I know it’s easy to ignore your health insurance options. No one enjoys sifting through boring and somewhat confusing information but I encourage you to look into these choices as a possible way to save money next year. Are you really in the best plan? Could you do better? Take a moment (ugh, or a few hours/days) and research your options.
Beks is a full-time government employee who enjoys blogging late into the night after her four kids have gone to sleep. She’s been married to Chris, her college sweetheart, for 15 years. In 2017, after 3 long years working the Dave Ramsey Baby Steps, they paid off more than $70K and became debt free. When she’s not working or blogging, she’s exploring the great outdoors.
Way to go! As long as you can have low health expenses for 1-3 years while you max out your hsa an HDHP plan is great. We max our HSA out every year we’ve been eligible and have almost 70k in ours! It’s given me so much peace of mind when we were running on a low emergency fund. My plan is to leave it all invested in hopes to cover any major health expenses as we age. We will cash flow bills as long as possible to keep the stash growing mega tax free.
I love to hear this! That is our goal as well! So glad to hear it’s working for you!
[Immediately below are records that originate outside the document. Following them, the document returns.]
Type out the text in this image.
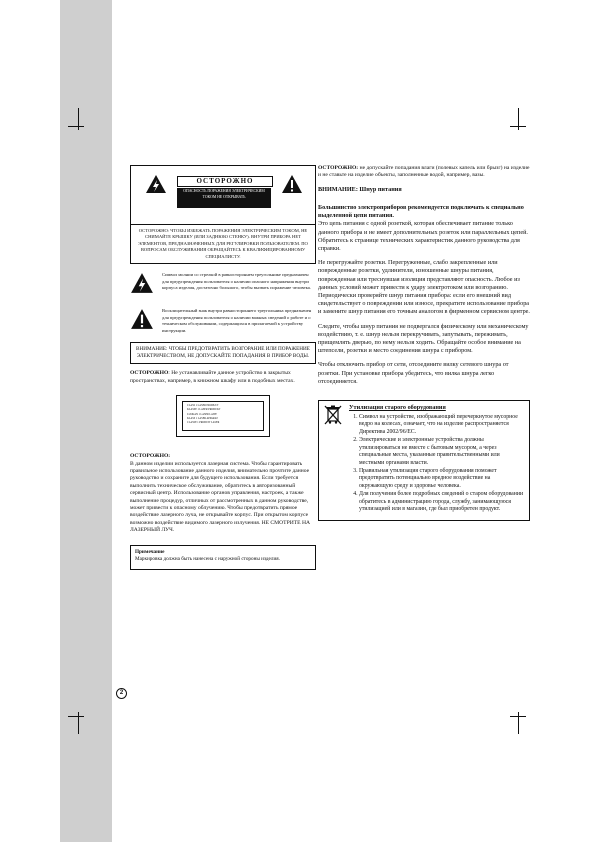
ОСТОРОЖНО
ОПАСНОСТЬ ПОРАЖЕНИЯ ЭЛЕКТРИЧЕСКИМ ТОКОМ НЕ ОТКРЫВАТЬ
ОСТОРОЖНО: ЧТОБЫ ИЗБЕЖАТЬ ПОРАЖЕНИЯ ЭЛЕКТРИЧЕСКИМ ТОКОМ, НЕ СНИМАЙТЕ КРЫШКУ (ИЛИ ЗАДНЮЮ СТЕНКУ). ВНУТРИ ПРИБОРА НЕТ ЭЛЕМЕНТОВ, ПРЕДНАЗНАЧЕННЫХ ДЛЯ РЕГУЛИРОВКИ ПОЛЬЗОВАТЕЛЕМ. ПО ВОПРОСАМ ОБСЛУЖИВАНИЯ ОБРАЩАЙТЕСЬ К КВАЛИФИЦИРОВАННОМУ СПЕЦИАЛИСТУ.

Символ молнии со стрелкой в равностороннем треугольнике предназначен для предупреждения пользователя о наличии опасного напряжения внутри корпуса изделия, достаточно большого, чтобы вызвать поражение человека.

Восклицательный знак внутри равностороннего треугольника предназначен для предупреждения пользователя о наличии важных сведений о работе и о техническом обслуживании, содержащихся в прилагаемой к устройству инструкции.

ВНИМАНИЕ: ЧТОБЫ ПРЕДОТВРАТИТЬ ВОЗГОРАНИЕ ИЛИ ПОРАЖЕНИЕ ЭЛЕКТРИЧЕСТВОМ, НЕ ДОПУСКАЙТЕ ПОПАДАНИЯ В ПРИБОР ВОДЫ.

ОСТОРОЖНО: Не устанавливайте данное устройство в закрытых пространствах, например, в книжном шкафу или в подобных местах.

CLASS 1 LASER PRODUCT
KLASSE 1 LASER PRODUKT
LUOKAN 1 LASER LAITE
KLASS 1 LASER APPARAT
CLASSE 1 PRODUIT LASER

ОСТОРОЖНО:

В данном изделии используется лазерная система. Чтобы гарантировать правильное использование данного изделия, внимательно прочтите данное руководство и сохраните для будущего использования. Если требуется выполнить техническое обслуживание, обратитесь в авторизованный сервисный центр. Использование органов управления, настроек, а также выполнение процедур, отличных от рассмотренных в данном руководстве, может привести к опасному облучению. Чтобы предотвратить прямое воздействие лазерного луча, не открывайте корпус. При открытом корпусе возможно воздействие видимого лазерного излучения. НЕ СМОТРИТЕ НА ЛАЗЕРНЫЙ ЛУЧ.

Примечание
Маркировка должна быть нанесена с наружной стороны изделия.

ОСТОРОЖНО: не допускайте попадания влаги (полевых капель или брызг) на изделие и не ставьте на изделие объекты, заполненные водой, например, вазы.

ВНИМАНИЕ: Шнур питания

Большинство электроприборов рекомендуется подключать к специально выделенной цепи питания.

Это цепь питания с одной розеткой, которая обеспечивает питание только данного прибора и не имеет дополнительных розеток или параллельных цепей. Обратитесь к странице технических характеристик данного руководства для справки.

Не перегружайте розетки. Перегруженные, слабо закрепленные или поврежденные розетки, удлинители, изношенные шнуры питания, поврежденная или треснувшая изоляция представляют опасность. Любое из данных условий может привести к удару электротоком или возгоранию. Периодически проверяйте шнур питания прибора: если его внешний вид свидетельствует о повреждении или износе, прекратите использование прибора и замените шнур питания его точным аналогом в фирменном сервисном центре.

Следите, чтобы шнур питания не подвергался физическому или механическому воздействию, т. е. шнур нельзя перекручивать, запутывать, пережимать, прищемлять дверью, по нему нельзя ходить. Обращайте особое внимание на штепсели, розетки и место соединения шнура с прибором.

Чтобы отключить прибор от сети, отсоедините вилку сетевого шнура от розетки. При установке прибора убедитесь, что вилка шнура легко отсоединяется.

Утилизация старого оборудования
1. Символ на устройстве, изображающий перечеркнутое мусорное ведро на колесах, означает, что на изделие распространяется Директива 2002/96/EC.
2. Электрические и электронные устройства должны утилизироваться не вместе с бытовым мусором, а через специальные места, указанные правительственными или местными органами власти.
3. Правильная утилизация старого оборудования поможет предотвратить потенциально вредное воздействие на окружающую среду и здоровье человека.
4. Для получения более подробных сведений о старом оборудовании обратитесь в администрацию города, службу, занимающуюся утилизацией или в магазин, где был приобретен продукт.
2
HSA funds are not only income tax free but also exempt from social security and medicare taxes. I’m not sure how it works if you contribute directly to an HSA account but if you have the funds pulled from your paycheck pretax, those funds are exempt of all taxes.
If you can avoid using the funds now, you can use them for all sorts of medical expenses later – health insurance premiums, out of pocket costs when you retire, etc.
It is a great deal if you have access to that kind of account!